Quite a bit of media attention has been devoted recently to a working paper by two International Monetary Fund economists that re-examines the “Chicago Plan”. First put forward by University of Chicago economists in 1933, this proposal calls for the abolition of fractional reserve banking and the replacement of bank credit with government money in order to do away with credit-induced business cycles.
We can perhaps all agree that bank credit created out of thin air shouldn’t exist. Unfortunately, there is never a good time to deleverage bank balance sheets, and to do so now would result in a massive policy-induced economic shock. The Chicago Plan seeks to side step this problem by replacing bank credit with raw money; the approach favoured by the IMF working paper is for banks to match their lending by borrowing from the government. Customer deposits would be simply leant to the government through the Federal Reserve Banks.
The government therefore not only becomes the sole supplier of money through the banks, but has tight control over its use, a situation disliked by the banks because they become less profitable. An important benefit for government is that interest-bearing government debt is monetised and borrowing constraints are lifted.
The attractions to economists in 1933 were obvious: the banking system was under pressure from contracting credit, and the New Dealers were keen to ramp up government planning and spending. The problems today are similar but perhaps more urgent. The motivation for such a plan is for this reason a gut-reaction by establishment economists to extend state control over markets, rather than eliminating the bank-credit-induced business cycle per se.

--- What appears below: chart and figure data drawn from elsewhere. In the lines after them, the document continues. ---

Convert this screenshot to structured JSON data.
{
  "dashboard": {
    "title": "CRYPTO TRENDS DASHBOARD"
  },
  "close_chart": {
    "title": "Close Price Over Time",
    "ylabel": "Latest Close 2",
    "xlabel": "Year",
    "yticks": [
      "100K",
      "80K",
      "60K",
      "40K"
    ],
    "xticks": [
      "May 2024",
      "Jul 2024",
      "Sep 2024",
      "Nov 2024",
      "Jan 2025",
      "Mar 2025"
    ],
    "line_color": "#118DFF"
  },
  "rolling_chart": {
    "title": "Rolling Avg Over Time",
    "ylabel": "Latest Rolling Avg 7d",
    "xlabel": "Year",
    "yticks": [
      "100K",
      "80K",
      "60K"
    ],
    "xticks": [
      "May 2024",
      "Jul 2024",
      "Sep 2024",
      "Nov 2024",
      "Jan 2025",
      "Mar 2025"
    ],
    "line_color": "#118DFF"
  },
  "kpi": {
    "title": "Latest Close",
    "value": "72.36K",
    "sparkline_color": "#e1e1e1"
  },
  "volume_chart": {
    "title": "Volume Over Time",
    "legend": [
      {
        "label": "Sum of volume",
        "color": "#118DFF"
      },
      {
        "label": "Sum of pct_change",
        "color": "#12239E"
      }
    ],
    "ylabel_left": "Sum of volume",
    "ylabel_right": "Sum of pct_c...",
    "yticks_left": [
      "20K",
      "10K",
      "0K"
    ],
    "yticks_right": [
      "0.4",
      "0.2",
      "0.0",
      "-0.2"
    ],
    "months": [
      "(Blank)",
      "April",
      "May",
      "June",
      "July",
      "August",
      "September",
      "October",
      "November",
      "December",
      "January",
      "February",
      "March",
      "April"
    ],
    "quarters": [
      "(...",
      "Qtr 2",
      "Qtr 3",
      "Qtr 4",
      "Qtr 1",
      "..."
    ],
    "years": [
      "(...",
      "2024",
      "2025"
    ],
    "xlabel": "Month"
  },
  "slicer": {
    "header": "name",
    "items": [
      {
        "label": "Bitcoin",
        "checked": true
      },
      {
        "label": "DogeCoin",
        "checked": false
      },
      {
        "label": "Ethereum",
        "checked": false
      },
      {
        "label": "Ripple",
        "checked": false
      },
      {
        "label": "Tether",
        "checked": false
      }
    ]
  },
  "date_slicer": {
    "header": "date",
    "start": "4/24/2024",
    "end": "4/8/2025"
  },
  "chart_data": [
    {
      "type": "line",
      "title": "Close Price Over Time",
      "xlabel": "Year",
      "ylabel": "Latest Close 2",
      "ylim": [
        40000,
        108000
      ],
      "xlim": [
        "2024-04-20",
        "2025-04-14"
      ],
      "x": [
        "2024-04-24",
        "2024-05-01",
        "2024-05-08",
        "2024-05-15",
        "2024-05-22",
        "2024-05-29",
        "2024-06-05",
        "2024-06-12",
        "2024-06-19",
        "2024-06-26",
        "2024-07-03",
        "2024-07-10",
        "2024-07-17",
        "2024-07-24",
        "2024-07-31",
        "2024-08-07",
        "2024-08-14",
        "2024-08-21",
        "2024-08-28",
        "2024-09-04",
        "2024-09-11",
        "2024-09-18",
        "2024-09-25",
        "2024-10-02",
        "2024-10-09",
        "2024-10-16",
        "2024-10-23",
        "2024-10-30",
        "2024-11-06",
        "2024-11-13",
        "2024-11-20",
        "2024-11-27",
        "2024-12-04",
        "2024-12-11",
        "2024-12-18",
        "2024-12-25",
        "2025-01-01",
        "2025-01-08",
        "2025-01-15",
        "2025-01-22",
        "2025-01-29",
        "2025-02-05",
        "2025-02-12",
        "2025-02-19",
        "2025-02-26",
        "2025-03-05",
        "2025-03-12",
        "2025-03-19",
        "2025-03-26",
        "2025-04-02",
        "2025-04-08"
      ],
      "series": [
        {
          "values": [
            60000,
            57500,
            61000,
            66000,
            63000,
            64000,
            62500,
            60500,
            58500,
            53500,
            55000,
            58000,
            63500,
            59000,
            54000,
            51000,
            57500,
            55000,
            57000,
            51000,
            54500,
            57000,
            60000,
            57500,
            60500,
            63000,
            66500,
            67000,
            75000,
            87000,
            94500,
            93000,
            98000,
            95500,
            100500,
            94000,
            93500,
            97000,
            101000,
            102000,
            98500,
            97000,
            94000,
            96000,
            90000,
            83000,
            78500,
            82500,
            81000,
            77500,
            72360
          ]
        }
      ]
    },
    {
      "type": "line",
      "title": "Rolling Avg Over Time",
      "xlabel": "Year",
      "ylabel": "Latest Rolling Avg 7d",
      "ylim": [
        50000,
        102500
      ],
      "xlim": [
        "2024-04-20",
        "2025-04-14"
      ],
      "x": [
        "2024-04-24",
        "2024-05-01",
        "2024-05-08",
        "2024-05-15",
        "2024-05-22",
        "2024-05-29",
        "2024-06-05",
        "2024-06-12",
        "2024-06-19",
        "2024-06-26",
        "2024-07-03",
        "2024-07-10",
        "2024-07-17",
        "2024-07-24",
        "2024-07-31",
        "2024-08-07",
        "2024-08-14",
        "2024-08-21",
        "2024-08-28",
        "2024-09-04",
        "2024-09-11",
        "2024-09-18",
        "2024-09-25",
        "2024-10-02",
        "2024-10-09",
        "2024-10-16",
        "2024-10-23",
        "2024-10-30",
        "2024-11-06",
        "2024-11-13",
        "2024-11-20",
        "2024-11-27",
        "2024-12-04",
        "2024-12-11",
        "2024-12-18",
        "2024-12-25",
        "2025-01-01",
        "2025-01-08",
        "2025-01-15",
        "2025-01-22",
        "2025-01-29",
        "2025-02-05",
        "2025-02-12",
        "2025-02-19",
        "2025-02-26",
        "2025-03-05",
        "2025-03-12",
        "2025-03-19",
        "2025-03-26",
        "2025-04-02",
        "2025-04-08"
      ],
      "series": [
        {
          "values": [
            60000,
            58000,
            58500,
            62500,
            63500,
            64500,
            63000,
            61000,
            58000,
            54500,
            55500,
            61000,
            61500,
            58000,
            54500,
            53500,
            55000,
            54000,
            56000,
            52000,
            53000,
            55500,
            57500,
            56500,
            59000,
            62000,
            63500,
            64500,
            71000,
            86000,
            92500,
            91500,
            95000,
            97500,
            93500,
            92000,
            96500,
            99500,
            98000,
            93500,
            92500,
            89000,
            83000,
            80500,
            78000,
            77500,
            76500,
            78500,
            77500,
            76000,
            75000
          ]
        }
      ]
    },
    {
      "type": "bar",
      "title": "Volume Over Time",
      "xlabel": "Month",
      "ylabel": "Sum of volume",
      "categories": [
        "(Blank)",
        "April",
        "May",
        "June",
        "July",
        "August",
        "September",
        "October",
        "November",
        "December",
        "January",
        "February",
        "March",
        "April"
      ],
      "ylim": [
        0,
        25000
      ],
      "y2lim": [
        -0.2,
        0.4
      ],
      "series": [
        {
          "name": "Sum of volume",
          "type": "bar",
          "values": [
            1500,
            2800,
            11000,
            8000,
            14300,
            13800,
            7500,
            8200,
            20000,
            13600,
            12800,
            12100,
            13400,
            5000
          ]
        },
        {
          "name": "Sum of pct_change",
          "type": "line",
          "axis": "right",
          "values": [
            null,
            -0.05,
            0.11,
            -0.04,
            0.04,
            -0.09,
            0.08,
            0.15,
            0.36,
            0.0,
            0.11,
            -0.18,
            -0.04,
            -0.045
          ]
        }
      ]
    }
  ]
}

However, the plan proposed in the working paper is based on ivory-tower fallacies and raises many questions, which cannot be fully addressed in a short article. The paper’s bias is betrayed in a footnote on page 35, where the authors extol the benefits of the plan for social redistribution. No mention is made in the working paper of the external position; but if international users of the dollar found themselves to be thinly-veiled counterparties of the US government, they might be unhappy about the implications. Furthermore, it is assumed that the price-effects of bank credit are no different from that of money itself, a ludicrous proposition on many levels.
The IMF paper is riddled with dangerous assumptions arising from a paucity of true economic knowledge. There is a naivety over the intentions of governments and their desire to fund escalating welfare payments: there can be no doubt that any “solution” to the problems of government finance coming from establishment economists invariably becomes a springboard for further monetary expansion. The writers’ analysis of how money works is selectively empirical: in other words they select their historical evidence to support their cause. Their use of mathematical equations in a 71-page paper is obtuse and betrays minds that think in an accounting vacuum without relating to the real world.
As evidence of their distant removal from reality, they even conclude with respect to the German hyperinflation of 1920-1923 that, and I quote, “This episode can therefore clearly not be blamed on excessive money printing by a government-run central bank…” (page 16). They feebly contend that the Reichsbank was privately owned so not government run, but the reality is that like the Fed, it was a tool of government.
What is worrying about this kite-flying exercise is that the IMF lends it credence. We should be doubly worried if the IMF is using it as a means to gauge reactions before imposing the ideas contained therein on an unfortunate client state. Worried, but perhaps not overly surprised.